The CNC-based instrument runs an automated routine of grinding and imaging, allowing researchers to analyze samples at a greater volume and frequency than ever before. The process reveals successive layers (serial sections) of the sample while creating a permanent digital archive of the images, which are then turned into a digital model. Models can be used for hydrodynamic simulation, morphological analysis, and a variety of other computational simulations.

After collaborating with Princeton University Geologist Adam Maloof on the Trezona Fossil reconstruction project, SITU received grant funding from the National Science Foundation (NSF) to develop an instrument that would section and image not only fossil specimens, but any sort of dense material which might conceal precious objects buried within. GIRI, the outcome of this research, is a contemporary iteration of a simple serial sectioning instrument that grinds away layer after layer of sample, revealing and in this case recording, sequential cross sections which can subsequently be used to reconstruct and model features of interest.

In order to record these cross sections, SITU integrated a DT RCam—a medium format 80 megapixel camera—directly onto a CNC precision grinding machine. This ultra-high resolution reprographic camera, equipped with vibration reducing leaf lens technology, is normally used to archive precious library collections, and in this case allows GIRI to image serial sections in 48 bit color with detail as fine as 5 microns (see images above). Optical targets such as the one shown in the image below were used to measure the camera sensitivity. The same methodology is used when calibrating satellite cameras.

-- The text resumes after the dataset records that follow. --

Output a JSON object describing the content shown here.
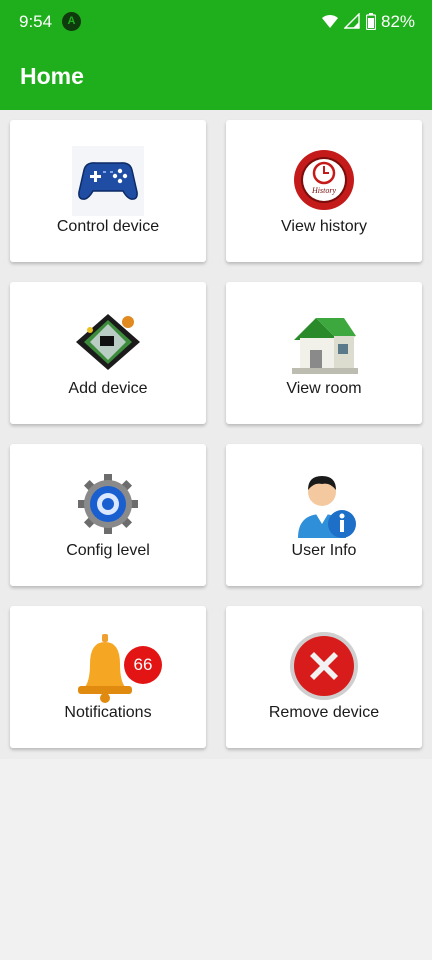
{
  "status_bar": {
    "time": "9:54",
    "battery_percent": "82%"
  },
  "app_bar": {
    "title": "Home"
  },
  "tiles": [
    {
      "label": "Control device",
      "icon": "gamepad-icon"
    },
    {
      "label": "View history",
      "icon": "history-icon"
    },
    {
      "label": "Add device",
      "icon": "circuit-board-icon"
    },
    {
      "label": "View room",
      "icon": "house-icon"
    },
    {
      "label": "Config level",
      "icon": "gear-icon"
    },
    {
      "label": "User Info",
      "icon": "user-info-icon"
    },
    {
      "label": "Notifications",
      "icon": "bell-icon",
      "badge": "66"
    },
    {
      "label": "Remove device",
      "icon": "remove-icon"
    }
  ],
  "history_icon_text": "History",
  "colors": {
    "app_bar": "#1faf1c",
    "background": "#f1f1f1",
    "card": "#ffffff",
    "badge": "#e31414"
  }
}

As opposed to other computed tomography (CT) technologies such as X-ray based CT, GIRI excels at identifying embedded objects with little to no density contrast and at a greater volume, allowing for the imaging of exceptionally large heterogeneous samples, up to 20,000 cubic cm, with finer resolution than particle accelerating synchrotron based methods. While these non-invasive methods might be preferable when examining precious samples, the results of GIRI's destructive technique are unmatched in precision and cost.

Central to GIRI’s utility is the ability to model the specimens using three dimensional pixels called voxels. Unlike points and polygons which are used in a coordinate based system to define a shape’s surface, voxels represent an object’s matter at any given point, interior and exterior, much like how a pixel describes every point of light for 2D representations. This means that while a polygonal model would be great at describing a 3D structure with empty or homogeneously filled interior space, a voxel model excels at representing the materiality of a heterogeneously composed structure, perfect for anisotropic objects embedded in solid matter.

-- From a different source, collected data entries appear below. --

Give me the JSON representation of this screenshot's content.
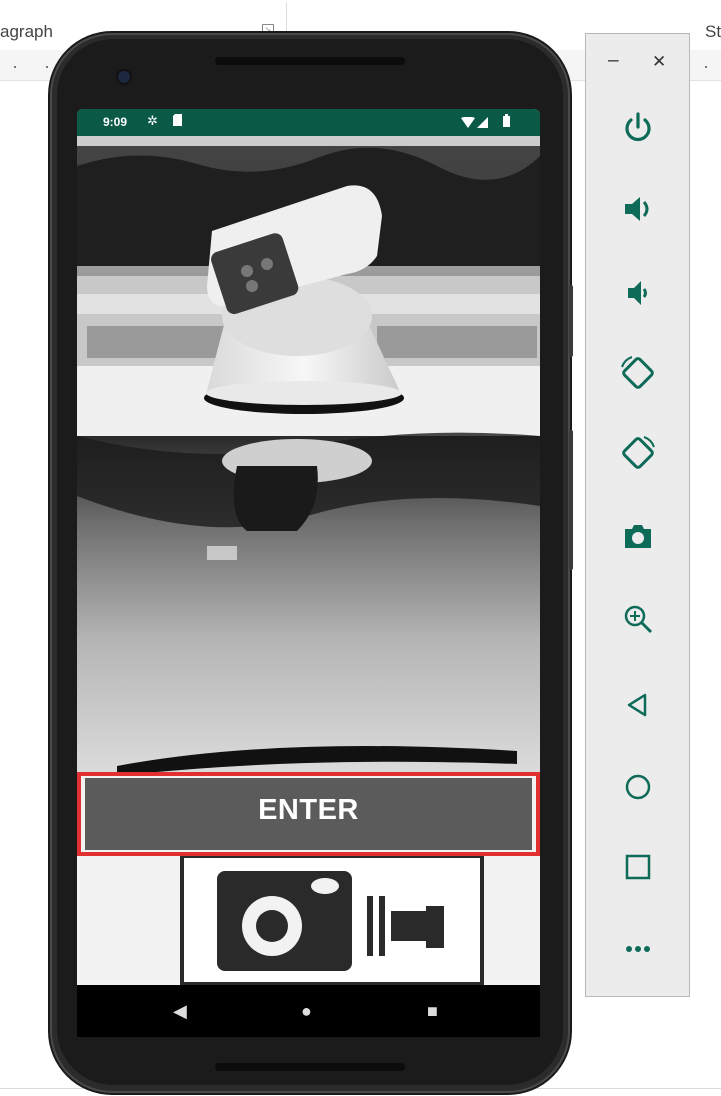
{
  "window": {
    "ribbon_left_label": "agraph",
    "ribbon_right_label": "St",
    "launcher_glyph": "↘"
  },
  "phone": {
    "status": {
      "time": "9:09",
      "left_icons": [
        "settings-icon",
        "sd-card-icon"
      ],
      "right_icons": [
        "wifi-icon",
        "signal-icon",
        "battery-icon"
      ],
      "bar_color": "#0b5a47"
    },
    "app": {
      "background_image": "security camera on car roof with speed camera sign (grayscale photo)",
      "enter_button_label": "ENTER",
      "highlight_color": "#e03030"
    },
    "navbar": {
      "back_glyph": "◀",
      "home_glyph": "●",
      "recents_glyph": "■"
    }
  },
  "emulator_toolbar": {
    "minimize_glyph": "–",
    "close_glyph": "✕",
    "buttons": [
      "power-icon",
      "volume-up-icon",
      "volume-down-icon",
      "rotate-left-icon",
      "rotate-right-icon",
      "screenshot-icon",
      "zoom-icon",
      "back-icon",
      "home-icon",
      "overview-icon",
      "more-icon"
    ]
  }
}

Such precise capabilities greatly exceed the utility of surface mesh modeling commonly employed by 3D modeling software and may have interesting implications for architects and designers who might begin gearing their consideration of 3D modeled objects towards that of a solid whole. For a look into the capabilities of the voxel modeling software GIRI uses, check out the video below.

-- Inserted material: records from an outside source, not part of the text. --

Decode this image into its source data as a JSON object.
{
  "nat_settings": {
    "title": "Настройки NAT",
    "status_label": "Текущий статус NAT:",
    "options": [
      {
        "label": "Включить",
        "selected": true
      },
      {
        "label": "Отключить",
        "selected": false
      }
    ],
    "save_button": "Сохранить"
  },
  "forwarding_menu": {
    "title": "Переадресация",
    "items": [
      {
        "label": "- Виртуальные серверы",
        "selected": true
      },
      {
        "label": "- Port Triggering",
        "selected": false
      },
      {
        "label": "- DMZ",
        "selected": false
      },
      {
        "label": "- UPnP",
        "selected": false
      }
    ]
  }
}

Due to the wealth of research opportunities this machine enables, Princeton University has made the first GIRI machine the centerpiece of its newly constructed, freestanding Grinder Laboratory, seen below. The lab welcomes interdisciplinary collaboration and is interested in studying materials ranging from fossil bearing limestones to meteorites to petroleum reservoir rocks to fuel cells to concrete to building materials and even metals. Over the coming year Dr. Maloof will be working to explore the full range of potentials that GIRI has to offer.